While growth stocks are certainly ultra-cheap right now and could be an excellent investment for some Canadians, high-quality and reliable dividend stocks with higher-than-normal dividend yields also offer a significant opportunity.
That’s why, in my view, high-quality residential real estate stocks are some of the best investments you can buy now.
Residential real estate is one of the safest industries you can invest in because people always need somewhere to live. Furthermore, the price of REITs has fallen considerably in the last two years, giving investors the opportunity to take advantage of the value and buy now.
So if you’re looking to increase your passive income and buy a high-quality dividend stock in this opportune environment, here’s why Morguard North American Residential REIT (TSX:MRG.UN) is one of the best to consider.
Why Morguard is one of the best dividend stocks to buy now
There’s no question that real estate is one of the best industries to invest in. In fact, many Canadians have a dream of owning a rental property (or several) since real estate is so defensive and given the significant returns you can make over the long haul.
But with Canadians needing huge sums of cash just for a down payment on a single property, an investment in Morguard, especially at this price, is something anyone can consider.
Plus, owning a massive REIT with a professional management team has a lot of benefits, the first of which is that you can buy the stock in a TFSA and earn tax-free income for the length of your investment.
Furthermore, with any REIT, but especially Morguard, investors get instant diversification. Rather than paying hundreds of thousands or even millions of dollars for a single rental property with potentially only one tenant, for only a few hundred dollars investors can gain exposure to Morguard’s massive portfolio, with properties located in both Canada and the United States.
So instead of being exposed to only Canadian real estate in a single region or town, investors can gain exposure to rental properties in nine different states south of the border, as well as Ontario and Edmonton in Canada.

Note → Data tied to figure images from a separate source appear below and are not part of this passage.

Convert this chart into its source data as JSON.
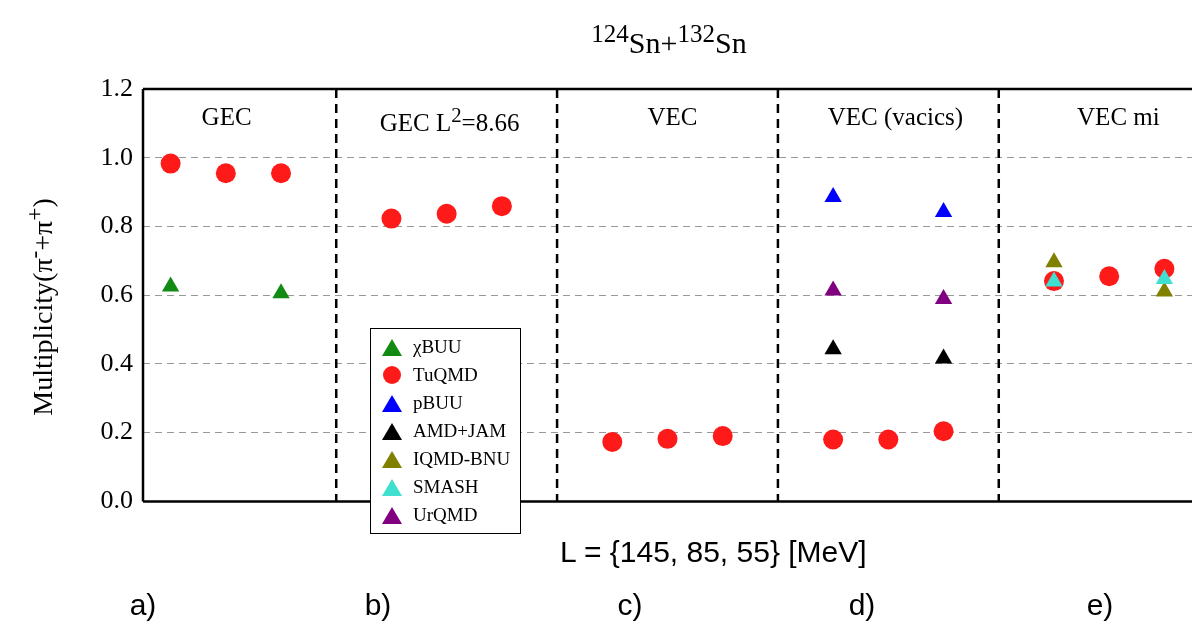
{
  "chart_data": {
    "type": "scatter",
    "title": "$^{124}$Sn+$^{132}$Sn",
    "xlabel": "L = {145, 85, 55} [MeV]",
    "ylabel": "Multiplicity(π$^{-}$+π$^{+}$)",
    "categories": [
      null,
      null,
      null,
      null,
      null,
      null,
      null,
      null,
      null,
      null,
      null,
      null,
      null,
      null,
      null,
      null,
      null,
      null,
      null
    ],
    "ylim": [
      0,
      1.2
    ],
    "yticks": [
      {
        "value": 0,
        "label": "0.0"
      },
      0.2,
      0.4,
      0.6,
      0.8,
      {
        "value": 1,
        "label": "1.0"
      },
      1.2
    ],
    "grid": true,
    "tick_labels": "y",
    "legend": "bottom left",
    "annotations": [
      "GEC",
      "GEC L$^{2}$=8.66",
      "VEC",
      "VEC (vacics)",
      "VEC mi",
      "a)",
      "b)",
      "c)",
      "d)",
      "e)"
    ],
    "series": [
      {
        "name": "χBUU",
        "color": "#138a13",
        "marker": "triangle",
        "values": [
          0.625,
          null,
          0.606,
          null,
          null,
          null,
          null,
          null,
          null,
          null,
          null,
          null,
          null,
          null,
          null,
          null,
          null,
          null,
          null
        ]
      },
      {
        "name": "TuQMD",
        "color": "#ff1a1a",
        "marker": "circle",
        "values": [
          0.983,
          0.955,
          0.955,
          null,
          0.823,
          0.837,
          0.859,
          null,
          0.173,
          0.182,
          0.19,
          null,
          0.18,
          0.18,
          0.204,
          null,
          0.641,
          0.655,
          0.677
        ]
      },
      {
        "name": "pBUU",
        "color": "#0000ff",
        "marker": "triangle",
        "values": [
          null,
          null,
          null,
          null,
          null,
          null,
          null,
          null,
          null,
          null,
          null,
          null,
          0.886,
          null,
          0.842,
          null,
          null,
          null,
          null
        ]
      },
      {
        "name": "AMD+JAM",
        "color": "#000000",
        "marker": "triangle",
        "values": [
          null,
          null,
          null,
          null,
          null,
          null,
          null,
          null,
          null,
          null,
          null,
          null,
          0.443,
          null,
          0.416,
          null,
          null,
          null,
          null
        ]
      },
      {
        "name": "IQMD-BNU",
        "color": "#808000",
        "marker": "triangle",
        "values": [
          null,
          null,
          null,
          null,
          null,
          null,
          null,
          null,
          null,
          null,
          null,
          null,
          null,
          null,
          null,
          null,
          0.696,
          null,
          0.611
        ]
      },
      {
        "name": "SMASH",
        "color": "#40e0d0",
        "marker": "triangle",
        "values": [
          null,
          null,
          null,
          null,
          null,
          null,
          null,
          null,
          null,
          null,
          null,
          null,
          null,
          null,
          null,
          null,
          0.64,
          null,
          0.647
        ]
      },
      {
        "name": "UrQMD",
        "color": "#800080",
        "marker": "triangle",
        "values": [
          null,
          null,
          null,
          null,
          null,
          null,
          null,
          null,
          null,
          null,
          null,
          null,
          0.614,
          null,
          0.589,
          null,
          null,
          null,
          null
        ]
      }
    ]
  }
}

In addition, while owning a rental property can be stressful when you need to find a new tenant, as you could potentially go a few months with an occupancy rate of 0% and no income from your property, with Morguard, you never have to worry about impacts on the occupancy rate since it owns so many properties.
In fact, aside from the pandemic, its historical occupancy rate is roughly 95%, and even during the worst of the pandemic, it only dropped to about 92%.
How much value does Morguard offer today?
With the stock now trading right at the bottom of its 52-week range, it now trades at a forward price to adjusted funds from operations (AFFO) ratio of just 10.5 times. Meanwhile, its five-year average is roughly 15.9 times.
In addition, the yield on its dividend, which it pays every month, has climbed to more than 5%, well above its five-year average of 4.1%.
Plus, while the economy has been worsening over the last year, Morguard continues to increase its revenue and net operating income. For example, in the second quarter, same-property net operating income increased by 6.4% in its U.S. portfolio and more than 16% in its Canadian portfolio.
So if you’re looking for a high-quality dividend stock to buy now while it’s cheap, Morguard is certainly a compelling option.